Considerable risk of a setback
The high degree of risk in these unprecedented times cannot be overstated, both relating to development of the pandemic and its economic ramifications. Our baseline scenario assumes that economic recovery will begin in the latter part of the year as the pandemic subsides without any significant setbacks in the fight against the virus. This is by no means a certainty. In light of the prevailing high degree of uncertainty, we have developed two scenarios. The more pessimistic scenario assumes negative developments; a recurrence of the virus after the first wave has passed. As a result, economic growth is slower to pick up and is considerably weaker next year compared to the baseline scenario. Our other, optimistic scenario, assumes a more rapid economic recovery world-wide and stronger demand from our main trading partners. This scenario assumes that an effective treatment and/or vaccine against Covid-19 is developed faster than now appears likely.
In the optimistic scenario, contraction will be rather less than in the baseline this year, or just under 8% instead of 9%. The main difference is that economic recovery will be more robust next year, or 9%, driven by quicker growth in export, private consumption and investment. If this scenario eventuates, 2019 GDP levels will be reached already at year-end 2021 and recovery will be V-shaped. The more pessimistic scenario results in an L-shaped recession. It assumes over 10% contraction this year and only 2% growth next year. At the forecast horizon in 2022, GDP is still 5% lower than in 2019 and unemployment is 7%.

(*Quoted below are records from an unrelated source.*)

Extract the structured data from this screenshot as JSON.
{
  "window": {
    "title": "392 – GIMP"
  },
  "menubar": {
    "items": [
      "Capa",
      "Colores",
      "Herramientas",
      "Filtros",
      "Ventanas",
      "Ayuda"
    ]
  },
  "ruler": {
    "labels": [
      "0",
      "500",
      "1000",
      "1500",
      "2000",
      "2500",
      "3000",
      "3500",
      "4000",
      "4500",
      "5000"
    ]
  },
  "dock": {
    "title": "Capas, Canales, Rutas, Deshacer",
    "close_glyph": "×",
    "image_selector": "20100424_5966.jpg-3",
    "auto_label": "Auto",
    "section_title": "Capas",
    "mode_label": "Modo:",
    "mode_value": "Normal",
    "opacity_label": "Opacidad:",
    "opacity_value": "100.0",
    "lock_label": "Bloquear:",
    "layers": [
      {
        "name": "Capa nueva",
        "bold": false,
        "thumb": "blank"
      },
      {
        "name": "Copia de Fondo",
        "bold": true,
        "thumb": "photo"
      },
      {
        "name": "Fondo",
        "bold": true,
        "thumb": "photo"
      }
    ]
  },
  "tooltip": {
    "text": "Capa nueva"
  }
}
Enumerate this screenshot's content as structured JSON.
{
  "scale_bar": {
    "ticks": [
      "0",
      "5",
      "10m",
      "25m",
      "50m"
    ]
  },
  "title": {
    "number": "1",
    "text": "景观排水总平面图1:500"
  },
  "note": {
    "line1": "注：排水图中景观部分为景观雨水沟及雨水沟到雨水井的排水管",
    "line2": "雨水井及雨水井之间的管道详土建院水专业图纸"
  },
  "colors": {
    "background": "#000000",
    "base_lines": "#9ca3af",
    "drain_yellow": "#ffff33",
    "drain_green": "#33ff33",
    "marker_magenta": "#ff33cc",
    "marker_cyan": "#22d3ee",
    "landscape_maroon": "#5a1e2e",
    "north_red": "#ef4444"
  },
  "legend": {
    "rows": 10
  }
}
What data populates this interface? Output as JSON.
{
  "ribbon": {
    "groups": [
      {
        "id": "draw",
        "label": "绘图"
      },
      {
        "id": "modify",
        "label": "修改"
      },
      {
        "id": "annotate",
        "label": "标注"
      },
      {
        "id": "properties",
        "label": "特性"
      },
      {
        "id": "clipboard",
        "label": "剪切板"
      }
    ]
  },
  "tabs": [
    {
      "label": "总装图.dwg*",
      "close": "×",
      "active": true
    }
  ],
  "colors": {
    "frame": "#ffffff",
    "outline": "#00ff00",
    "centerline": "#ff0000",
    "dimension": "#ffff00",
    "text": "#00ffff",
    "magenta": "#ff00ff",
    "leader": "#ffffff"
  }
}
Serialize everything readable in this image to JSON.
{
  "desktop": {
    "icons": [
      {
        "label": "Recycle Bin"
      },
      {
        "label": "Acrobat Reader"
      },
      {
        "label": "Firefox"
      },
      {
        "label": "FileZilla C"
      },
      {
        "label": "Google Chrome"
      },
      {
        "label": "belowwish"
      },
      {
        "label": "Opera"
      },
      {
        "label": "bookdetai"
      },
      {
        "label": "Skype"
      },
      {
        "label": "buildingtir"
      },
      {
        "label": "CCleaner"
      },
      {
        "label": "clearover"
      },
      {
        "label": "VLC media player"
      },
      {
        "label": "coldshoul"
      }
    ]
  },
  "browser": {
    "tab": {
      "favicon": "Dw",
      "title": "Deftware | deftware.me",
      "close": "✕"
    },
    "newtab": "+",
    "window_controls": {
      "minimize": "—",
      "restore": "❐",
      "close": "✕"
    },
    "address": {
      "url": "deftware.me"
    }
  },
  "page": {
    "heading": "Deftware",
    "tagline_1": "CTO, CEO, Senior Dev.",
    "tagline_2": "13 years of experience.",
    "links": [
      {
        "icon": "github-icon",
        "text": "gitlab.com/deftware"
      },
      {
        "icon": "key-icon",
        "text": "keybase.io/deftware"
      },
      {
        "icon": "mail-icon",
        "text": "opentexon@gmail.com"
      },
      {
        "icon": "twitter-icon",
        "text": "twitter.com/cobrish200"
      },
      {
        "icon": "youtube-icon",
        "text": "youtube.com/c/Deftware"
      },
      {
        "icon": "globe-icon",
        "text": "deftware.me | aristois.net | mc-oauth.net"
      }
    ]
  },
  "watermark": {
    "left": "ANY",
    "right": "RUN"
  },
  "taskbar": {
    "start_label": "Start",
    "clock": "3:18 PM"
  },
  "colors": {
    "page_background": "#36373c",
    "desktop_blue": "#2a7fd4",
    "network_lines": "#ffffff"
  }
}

All in all, we consider uncertainty in the forecast to be on the downside, with 40% probability of developments being in line with the pessimistic scenario, assigning 10% probability to the optimistic scenario.
Other uncertainty factors
There is uncertainty about other factors than the Covid-19 pandemic. The trade war between the US and China can best be described as on hold at the moment. At the end of 2019, there was some hope for resolution of the conflict or at least that it would cease to escalate. In light of statements by US government officials about China’s supposed responsibility for the seriousness of the pandemic, the conflict may rekindle once the pandemic recedes, not least if Donald Trump is re-elected as president. If this is the case, economic recovery will be even slower than currently expected. Arrangement of international trade once Britain exits the EU is also uncertain. It is likely that the transition period will be extended due to the pandemic, if no agreement is reached by the end of the year.